Kia dealerships have just begun customer deliveries of the South Korean brand’s first petrol-electric hybrid car to come to the UK.
Niro has been launched as a mild hybrid, with a battery-fuelled electric motor boosting its petrol engine. But it will have greater potential to tap into a growing customer base when a plug-in hybrid follows in 2017.
Niro, with combined fuel economy of up to 74.3mpg and CO2 emissions starting at just 88g/km, joins the pure-electric Soul EV in Kia’s green-car line-up and will soon be followed by the Optima plug-in hybrid.
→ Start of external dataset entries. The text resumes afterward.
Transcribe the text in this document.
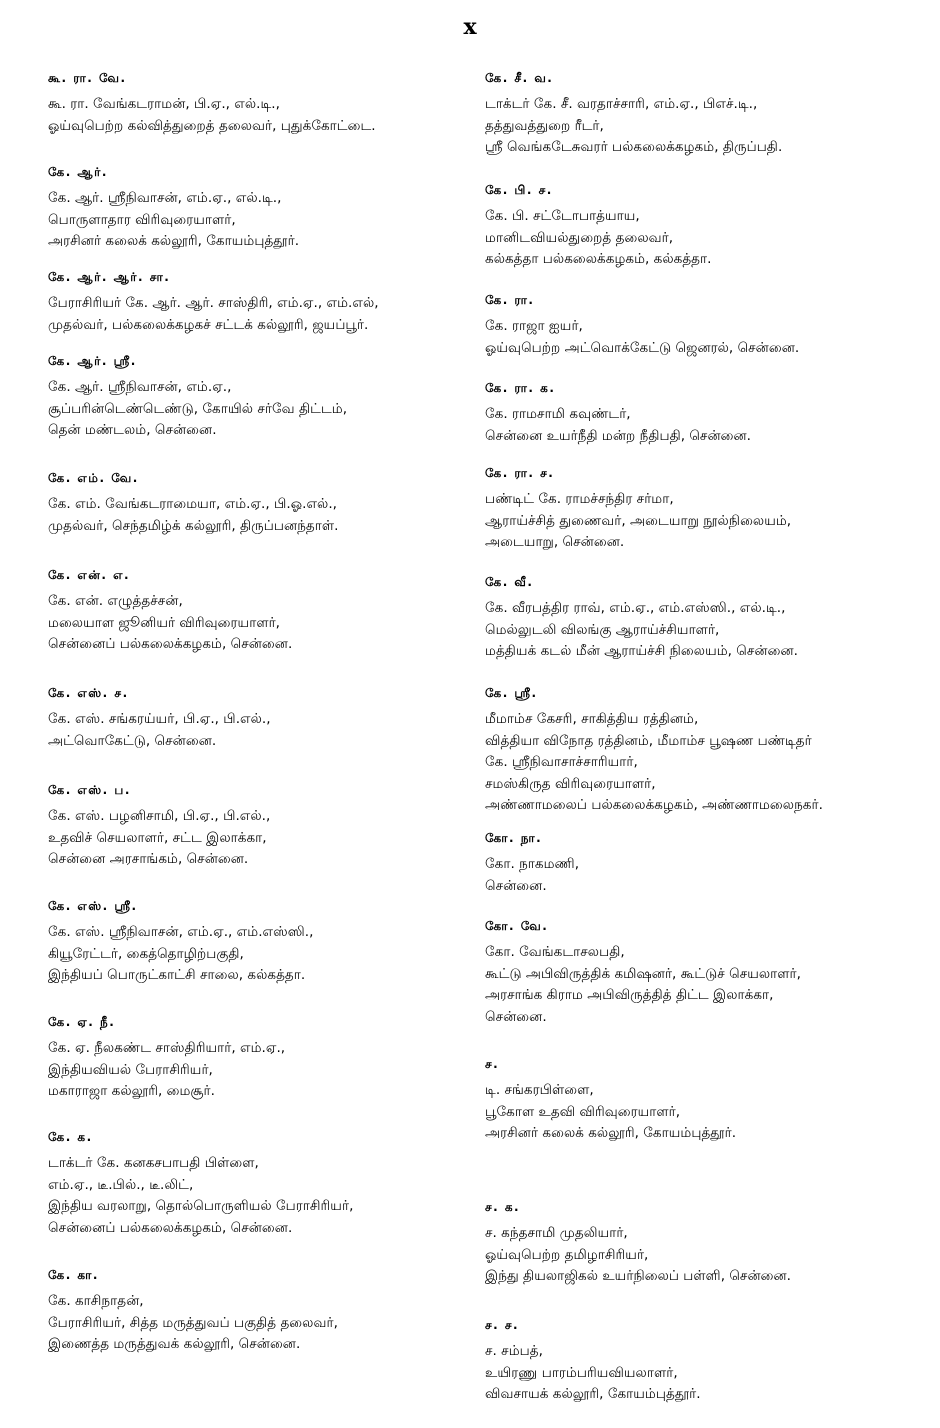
x
கூ. ரா. வே.
கூ. ரா. வேங்கடராமன், பி.ஏ., எல்.டி.,
ஓய்வுபெற்ற கல்வித்துறைத் தலைவர், புதுக்கோட்டை.
கே. ஆர்.
கே. ஆர். ஸ்ரீநிவாசன், எம்.ஏ., எல்.டி.,
பொருளாதார விரிவுரையாளர்,
அரசினர் கலைக் கல்லூரி, கோயம்புத்தூர்.
கே. ஆர். ஆர். சா.
பேராசிரியர் கே. ஆர். ஆர். சாஸ்திரி, எம்.ஏ., எம்.எல்,
முதல்வர், பல்கலைக்கழகச் சட்டக் கல்லூரி, ஜயப்பூர்.
கே. ஆர். ஸ்ரீ.
கே. ஆர். ஸ்ரீநிவாசன், எம்.ஏ.,
சூப்பரின்டெண்டெண்டு, கோயில் சர்வே திட்டம்,
தென் மண்டலம், சென்னை.
கே. எம். வே.
கே. எம். வேங்கடராமையா, எம்.ஏ., பி.ஓ.எல்.,
முதல்வர், செந்தமிழ்க் கல்லூரி, திருப்பனந்தாள்.
கே. என். எ.
கே. என். எழுத்தச்சன்,
மலையாள ஜூனியர் விரிவுரையாளர்,
சென்னைப் பல்கலைக்கழகம், சென்னை.
கே. எஸ். ச.
கே. எஸ். சங்கரய்யர், பி.ஏ., பி.எல்.,
அட்வொகேட்டு, சென்னை.
கே. எஸ். ப.
கே. எஸ். பழனிசாமி, பி.ஏ., பி.எல்.,
உதவிச் செயலாளர், சட்ட இலாக்கா,
சென்னை அரசாங்கம், சென்னை.
கே. எஸ். ஸ்ரீ.
கே. எஸ். ஸ்ரீநிவாசன், எம்.ஏ., எம்.எஸ்ஸி.,
கியூரேட்டர், கைத்தொழிற்பகுதி,
இந்தியப் பொருட்காட்சி சாலை, கல்கத்தா.
கே. ஏ. நீ.
கே. ஏ. நீலகண்ட சாஸ்திரியார், எம்.ஏ.,
இந்தியவியல் பேராசிரியர்,
மகாராஜா கல்லூரி, மைசூர்.
கே. க.
டாக்டர் கே. கனகசபாபதி பிள்ளை,
எம்.ஏ., டீ.பில்., டீ.லிட்,
இந்திய வரலாறு, தொல்பொருளியல் பேராசிரியர்,
சென்னைப் பல்கலைக்கழகம், சென்னை.
கே. கா.
கே. காசிநாதன்,
பேராசிரியர், சித்த மருத்துவப் பகுதித் தலைவர்,
இணைத்த மருத்துவக் கல்லூரி, சென்னை.
கே. சீ. வ.
டாக்டர் கே. சீ. வரதாச்சாரி, எம்.ஏ., பிஎச்.டி.,
தத்துவத்துறை ரீடர்,
ஸ்ரீ வெங்கடேசுவரர் பல்கலைக்கழகம், திருப்பதி.
கே. பி. ச.
கே. பி. சட்டோபாத்யாய,
மானிடவியல்துறைத் தலைவர்,
கல்கத்தா பல்கலைக்கழகம், கல்கத்தா.
கே. ரா.
கே. ராஜா ஐயர்,
ஓய்வுபெற்ற அட்வொக்கேட்டு ஜெனரல், சென்னை.
கே. ரா. க.
கே. ராமசாமி கவுண்டர்,
சென்னை உயர்நீதி மன்ற நீதிபதி, சென்னை.
கே. ரா. ச.
பண்டிட் கே. ராமச்சந்திர சர்மா,
ஆராய்ச்சித் துணைவர், அடையாறு நூல்நிலையம்,
அடையாறு, சென்னை.
கே. வீ.
கே. வீரபத்திர ராவ், எம்.ஏ., எம்.எஸ்ஸி., எல்.டி.,
மெல்லுடலி விலங்கு ஆராய்ச்சியாளர்,
மத்தியக் கடல் மீன் ஆராய்ச்சி நிலையம், சென்னை.
கே. ஸ்ரீ.
மீமாம்ச கேசரி, சாகித்திய ரத்தினம்,
வித்தியா விநோத ரத்தினம், மீமாம்ச பூஷண பண்டிதர்
கே. ஸ்ரீநிவாசாச்சாரியார்,
சமஸ்கிருத விரிவுரையாளர்,
அண்ணாமலைப் பல்கலைக்கழகம், அண்ணாமலைநகர்.
கோ. நா.
கோ. நாகமணி,
சென்னை.
கோ. வே.
கோ. வேங்கடாசலபதி,
கூட்டு அபிவிருத்திக் கமிஷனர், கூட்டுச் செயலாளர்,
அரசாங்க கிராம அபிவிருத்தித் திட்ட இலாக்கா,
சென்னை.
ச.
டி. சங்கரபிள்ளை,
பூகோள உதவி விரிவுரையாளர்,
அரசினர் கலைக் கல்லூரி, கோயம்புத்தூர்.
ச. க.
ச. கந்தசாமி முதலியார்,
ஓய்வுபெற்ற தமிழாசிரியர்,
இந்து தியலாஜிகல் உயர்நிலைப் பள்ளி, சென்னை.
ச. ச.
ச. சம்பத்,
உயிரணு பாரம்பரியவியலாளர்,
விவசாயக் கல்லூரி, கோயம்புத்தூர்.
Given the demand for compact cars with SUV styling and driving positions, Kia’s design teams in Korea and the USA have come up with a sleek crossover SUV bodystyle which will boost the chances of the car’s success. It’ll comfortably seat five people and comes well equipped, so despite its £21,295 starting price dealers could persuade some existing top-spec Cee’d owners to trade up to the Niro.
Based on an all-new platform which will only ever be used for electrified vehicles, Niro has a newly-developed powertrain featuring a 1.6-litre, 104bhp internal combustion engine and a 43bhp electric motor driving through a six-speed dual-clutch automatic transmission. Although there is not a selectable pure electric mode, when driven extremely gently it can travel up to two miles under battery power alone, says Kia. And while it is not quite as green and efficient as the market-leading Toyota Prius, which claims 70g/km CO2 and 94mpg, it is about 10% cheaper.
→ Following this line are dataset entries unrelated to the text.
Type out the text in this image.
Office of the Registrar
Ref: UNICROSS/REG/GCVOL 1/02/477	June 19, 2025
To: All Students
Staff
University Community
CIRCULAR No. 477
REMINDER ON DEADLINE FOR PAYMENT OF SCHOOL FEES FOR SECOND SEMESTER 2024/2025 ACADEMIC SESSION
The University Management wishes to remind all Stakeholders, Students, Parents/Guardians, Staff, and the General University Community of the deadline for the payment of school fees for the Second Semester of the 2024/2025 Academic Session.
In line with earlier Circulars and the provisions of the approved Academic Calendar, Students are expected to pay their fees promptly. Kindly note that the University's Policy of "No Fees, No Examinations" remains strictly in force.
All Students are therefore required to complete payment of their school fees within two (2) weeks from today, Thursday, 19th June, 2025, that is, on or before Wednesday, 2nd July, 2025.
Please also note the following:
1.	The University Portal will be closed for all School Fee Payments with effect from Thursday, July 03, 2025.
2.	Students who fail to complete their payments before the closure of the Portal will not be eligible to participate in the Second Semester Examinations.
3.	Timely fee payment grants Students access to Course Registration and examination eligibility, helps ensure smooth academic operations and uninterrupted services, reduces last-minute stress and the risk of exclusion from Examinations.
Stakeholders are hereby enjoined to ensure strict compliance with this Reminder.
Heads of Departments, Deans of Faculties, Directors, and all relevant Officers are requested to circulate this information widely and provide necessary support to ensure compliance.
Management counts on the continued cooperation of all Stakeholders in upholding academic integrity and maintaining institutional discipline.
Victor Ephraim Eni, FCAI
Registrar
There are four models in the UK range – the ‘1’, ‘2’, ‘3’ and ‘First Edition’. Standard kit includes 16in alloy wheels, dual zone aircon and a DAB radio with Bluetooth and music streaming capabilities, plus every version has lane keeping and hill start assistance systems plus cruise control and a speed limiter. For £22,795, grade ‘2’ adds reversing sensors, part-leather upholstery, a 7-inch touchscreen navigation system with European mapping, and seven years free Kia Connected Services featuring TomTom, which provides information on traffic hold-ups, weather, speed camera locations and local points of interest.
Upgrades on the £24,695 grade ‘3’ are full leather upholstery, front parking sensors, an 8-inch touchscreen navigation system with European mapping, a wireless mobile phone charger and an eight-speaker JBL Premium
sound system with a 320-watt external amplifier. Its 18in wheels mean the CO2 emissions and fuel economy worsen, however. The top-of-the-range First Edition version also has standard autonomous emergency braking and adaptive cruise control, both extra cost options on lower grades, plus a sunroof, heated seats and keyless entry and start.
Niro is also the first Kia with Android Auto, which works with Android smartphones running 5.0 or higher. The smartphone is connected to the car’s infotainment system and, through pre-downloaded apps, gives access to a variety of services such as Google Maps navigation, Google Play music, hands-free calls and texts and voice recognition.
Unlike the Soul EV, which was sold through a small number of Kia dealers, the Niro and Kia’s other forthcoming hybrids and EVs will be part of the portfolio for the whole retail network. Commercial director Simon Hetherington told AM he has a conservative ambition of 3,000 to 5,000 full year sales. Fleet customers, expected to take 60% of supplies, are likely to prefer the tax-efficient grade 2 Niro, with retail buyers mostly attracted to grade 3.